Senza i certificati SSL?

Question

Sto lavorando a un piccolo sito Web per una chiesa locale. Il sito deve consentire agli amministratori di modificare i contenuti e pubblicare nuovi eventi/aggiornamenti. Le uniche informazioni "sicure" gestite dal sito saranno le informazioni di accesso degli amministratori e una directory della chiesa con numeri di telefono e indirizzi.

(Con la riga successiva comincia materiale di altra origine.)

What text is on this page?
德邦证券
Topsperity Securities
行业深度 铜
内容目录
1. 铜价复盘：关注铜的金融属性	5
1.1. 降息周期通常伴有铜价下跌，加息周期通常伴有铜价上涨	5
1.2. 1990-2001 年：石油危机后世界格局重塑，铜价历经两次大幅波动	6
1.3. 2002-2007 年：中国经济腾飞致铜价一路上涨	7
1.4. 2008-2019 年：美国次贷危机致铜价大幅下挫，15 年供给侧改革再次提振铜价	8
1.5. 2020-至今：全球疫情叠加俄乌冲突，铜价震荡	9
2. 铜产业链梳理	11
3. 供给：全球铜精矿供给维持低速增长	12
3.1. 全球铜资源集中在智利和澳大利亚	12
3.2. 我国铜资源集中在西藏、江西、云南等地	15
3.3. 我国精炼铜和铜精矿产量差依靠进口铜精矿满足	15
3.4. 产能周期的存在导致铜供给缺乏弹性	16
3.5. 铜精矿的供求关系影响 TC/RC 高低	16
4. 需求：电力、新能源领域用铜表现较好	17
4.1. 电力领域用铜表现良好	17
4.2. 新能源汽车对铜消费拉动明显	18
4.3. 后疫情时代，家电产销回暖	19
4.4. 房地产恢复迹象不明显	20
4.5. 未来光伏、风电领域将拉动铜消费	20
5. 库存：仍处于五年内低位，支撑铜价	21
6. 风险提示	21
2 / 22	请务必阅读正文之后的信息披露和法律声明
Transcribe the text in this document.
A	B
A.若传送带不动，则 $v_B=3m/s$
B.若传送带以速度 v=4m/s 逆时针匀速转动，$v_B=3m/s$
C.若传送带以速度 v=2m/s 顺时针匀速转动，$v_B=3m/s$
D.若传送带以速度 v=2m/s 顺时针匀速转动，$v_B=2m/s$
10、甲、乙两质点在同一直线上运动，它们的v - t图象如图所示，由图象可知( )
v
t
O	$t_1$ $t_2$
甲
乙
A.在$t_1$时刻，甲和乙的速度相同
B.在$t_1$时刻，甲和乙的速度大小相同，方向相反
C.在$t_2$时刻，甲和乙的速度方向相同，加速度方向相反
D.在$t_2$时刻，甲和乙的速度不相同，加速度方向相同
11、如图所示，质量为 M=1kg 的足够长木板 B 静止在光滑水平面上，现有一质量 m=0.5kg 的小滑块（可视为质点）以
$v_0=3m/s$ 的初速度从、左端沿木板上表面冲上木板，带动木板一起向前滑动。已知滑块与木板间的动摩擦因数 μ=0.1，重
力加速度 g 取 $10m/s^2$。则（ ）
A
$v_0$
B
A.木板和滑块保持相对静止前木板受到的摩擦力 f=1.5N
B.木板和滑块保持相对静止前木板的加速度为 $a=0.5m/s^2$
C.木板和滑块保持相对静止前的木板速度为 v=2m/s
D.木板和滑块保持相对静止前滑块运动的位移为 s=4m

Come sarei a rischio se dovessi andare senza SSL e solo gli utenti accedono tramite HTTP diretto? Normalmente non lo considererei nemmeno, ma è una piccola chiesa e hanno bisogno di risparmiare denaro ovunque sia possibile.

Answer 1

Bene, se non si utilizza SSL, si sarà sempre più a rischio per qualcuno che cerca di annusare le password. Probabilmente hai solo bisogno di valutare il fattore di rischio del tuo sito.

Ricorda inoltre che anche l'SSL non garantisce che i tuoi dati siano al sicuro. È davvero tutto nella modalità di codifica per assicurarti di fornire la protezione extra al tuo sito.

Suggerirei di utilizzare un algoritmo di crittografia password unidirezionale e convalidarlo in questo modo.

Inoltre, è possibile ottenere certificati SSL davvero economici, ho già utilizzato Geotrust e ottenuto una certificazione per 250,00. Sono sicuro che ci sono quelli là fuori che sono più economici.

Answer 2

HTTP normale è vulnerabile allo sniffing. Se non desideri acquistare certificati SSL, puoi utilizzare certificati autofirmati e chiedere ai tuoi clienti di fidarsi di quel certificato per eludere l'avviso mostrato dal browser (poiché gli utenti autenticati sono solo alcuni amministratori conosciuti, questo approccio rende perfetti senso).

Answer 3

Nello scenario che descrivi gli utenti regolari verrebbero esposti al dirottamento di sessione e tutte le loro informazioni verrebbero trasferite "in chiaro". A meno che non si utilizzi una CA attendibile, gli amministratori potrebbero essere esposti a un attacco Man-in-the-middle.

Invece di un certificato autofirmato, è possibile prendere in considerazione l'utilizzo di un certificato da CAcert e l'installazione dei propri certificati di root nel browser dell'amministratore.

Answer 4

Poiché solo i tuoi amministratori utilizzeranno la sessione protetta, utilizzare solo un certificato autofirmato. Non è la migliore esperienza utente, ma è meglio mantenere tali informazioni al sicuro.

Answer 5

Realisticamente, è molto più probabile che uno dei computer utilizzati per accedere al sito Web venga compromesso da un keylogger di quanto verrà annusato la connessione HTTP.

Answer 6

Utilizzare HTTPS con un certificato gratuito. StartCom è gratuito e incluso nei browser Firefox; poiché solo i tuoi amministratori accedono, possono facilmente importare la CA se desiderano utilizzare IE.

Non lesinare sulla sicurezza. Aneddoticamente, ho visto siti web che suonano simili ai tuoi deturpati solo per i calci. È qualcosa che vale la pena di evitare.